“Away in the Manger”: The Divine Assumption

The Lord only knows how many times “Away in the Manger” will be sung this holiday season. I guess millions will sing about how the “little Lord Jesus lay down his sweet head,” but I wonder how many of us actually give serious thought as to what this really means. We’re all familiar with the old saying about what happens to the man who makes assumptions, but that’s exactly what Jesus did at his incarnation. He assumed it all! But what does it really mean that the Creator of all things would come and assume every bit of what it means to be human, walk among us, and offer himself upon the cross as a sacrifice for our sins? Do we truly understand what was going on and who it was that lay “asleep on the hay”?

First, we must understand that this baby in the manger was God- God the Son. It was neither the Father nor the Spirit that assumed humanity, but the Son. John tells us in his gospel that “The Word [Jesus] was with God, and the Word was God. He existed in the beginning with God. God created everything through him, and nothing was created except through him. The Word gave life to everything that was created,…” In his first letter John further explains that “the one who existed from the beginning, whom we have heard and seen. We saw him with our own eyes and touched him with our own hands. He is the Word of life. This one who is life itself was revealed to us, and we have seen him.” That night at the manger, the Creator had come to his creation. We must understand that Jesus was fully God, in and of himself. He was not adopted as God’s Son because of the good life he lived, nor was it at his baptism that he was then indwelt by the Holy Spirit and equipped to be Messiah. No, the child in the manger was the second person of the Trinity, God almighty in and of himself.

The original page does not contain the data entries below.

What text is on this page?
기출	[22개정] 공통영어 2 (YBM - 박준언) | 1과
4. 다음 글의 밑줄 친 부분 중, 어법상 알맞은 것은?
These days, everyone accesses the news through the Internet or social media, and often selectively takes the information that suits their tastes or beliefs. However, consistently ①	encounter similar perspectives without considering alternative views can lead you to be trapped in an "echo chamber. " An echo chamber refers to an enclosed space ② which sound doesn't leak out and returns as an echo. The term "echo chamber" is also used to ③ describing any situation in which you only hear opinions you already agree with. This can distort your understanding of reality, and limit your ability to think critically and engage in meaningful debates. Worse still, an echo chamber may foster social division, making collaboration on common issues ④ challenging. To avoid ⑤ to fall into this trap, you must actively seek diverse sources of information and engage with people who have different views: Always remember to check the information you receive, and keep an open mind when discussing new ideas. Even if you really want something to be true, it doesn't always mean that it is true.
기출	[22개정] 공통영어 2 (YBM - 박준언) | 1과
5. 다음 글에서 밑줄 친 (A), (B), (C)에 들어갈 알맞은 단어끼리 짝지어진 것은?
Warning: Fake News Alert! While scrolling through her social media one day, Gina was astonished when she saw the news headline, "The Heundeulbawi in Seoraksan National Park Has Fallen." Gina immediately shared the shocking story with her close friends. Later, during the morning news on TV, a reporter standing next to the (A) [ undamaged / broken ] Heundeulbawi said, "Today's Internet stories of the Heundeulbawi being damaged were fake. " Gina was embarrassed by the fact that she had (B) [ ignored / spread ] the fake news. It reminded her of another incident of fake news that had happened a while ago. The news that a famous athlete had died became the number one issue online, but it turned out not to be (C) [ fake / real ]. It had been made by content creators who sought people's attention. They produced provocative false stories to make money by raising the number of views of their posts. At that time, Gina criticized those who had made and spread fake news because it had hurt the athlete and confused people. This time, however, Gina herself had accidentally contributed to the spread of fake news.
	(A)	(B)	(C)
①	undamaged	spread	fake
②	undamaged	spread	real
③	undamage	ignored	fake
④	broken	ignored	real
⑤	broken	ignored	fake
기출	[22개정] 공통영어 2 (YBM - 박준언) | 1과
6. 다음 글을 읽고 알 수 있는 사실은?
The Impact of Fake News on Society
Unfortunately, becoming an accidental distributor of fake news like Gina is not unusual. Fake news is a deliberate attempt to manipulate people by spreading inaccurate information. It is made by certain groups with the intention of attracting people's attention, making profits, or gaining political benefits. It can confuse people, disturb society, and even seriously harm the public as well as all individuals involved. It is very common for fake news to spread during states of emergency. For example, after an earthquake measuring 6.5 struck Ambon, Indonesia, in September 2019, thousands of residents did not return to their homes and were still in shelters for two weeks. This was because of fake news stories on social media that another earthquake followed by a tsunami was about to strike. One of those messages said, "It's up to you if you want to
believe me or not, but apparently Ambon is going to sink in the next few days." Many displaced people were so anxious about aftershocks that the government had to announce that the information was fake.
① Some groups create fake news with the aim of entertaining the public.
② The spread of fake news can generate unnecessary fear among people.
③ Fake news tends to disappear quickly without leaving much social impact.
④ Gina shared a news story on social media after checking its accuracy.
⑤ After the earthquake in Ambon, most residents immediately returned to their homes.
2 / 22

This One who lay in the manger was also fully man. He did not merely appear to be man, pretending to be human while his divinity somehow “absorbed” his humanity. No, this baby was a real human being. An early Church Father, Gregory of Nazianzus, drove home the importance of the fact that Jesus was a real man when he said, “That which has not been assumed cannot be redeemed.” Jesus became every bit human so that he might redeem every bit of us. Any part of him that was not man is a part of us that was not redeemed. Though the child in the manger was indeed God, at the same time; he was indeed the Son of Man. The writer to the Hebrews tells us, “Because God’s children are human beings—made of flesh and blood—the Son also became flesh and blood. For only as a human being could he die, and only by dying could he break the power of the devil, who had the power of death. Only in this way could he set free all who have lived their lives as slaves to the fear of dying.” (Hebrews 2:14,15 NLT)

When we sing of the baby in the manger we must realize that this child is God who assumed every bit of what we are so that he might share “every bit” of who he is with us. The fact that the Son became man makes it possible for we who are men to partake of the divine nature and participate in the very life God possesses within himself, for the One who slept in the manger that night is life itself. And because he is Life, he could be the perfect sacrifice and give his life in atonement for our sins, and be the way for us to once more commune with the living God. John of Damascus said, “For since [Christ] bestowed on us his own image and his own spirit and we did not keep them safe, he took himself a share in our poor and weak nature, in order that he might cleanse us and make us incorruptible, and establish us once more as partakers of his divinity.”

I pray that this year when you hear or sing “Away in the Manger,” you will be more cognizant than ever that the One of whom you sing is the God who assumed our humanity and invites us to share in his eternal life.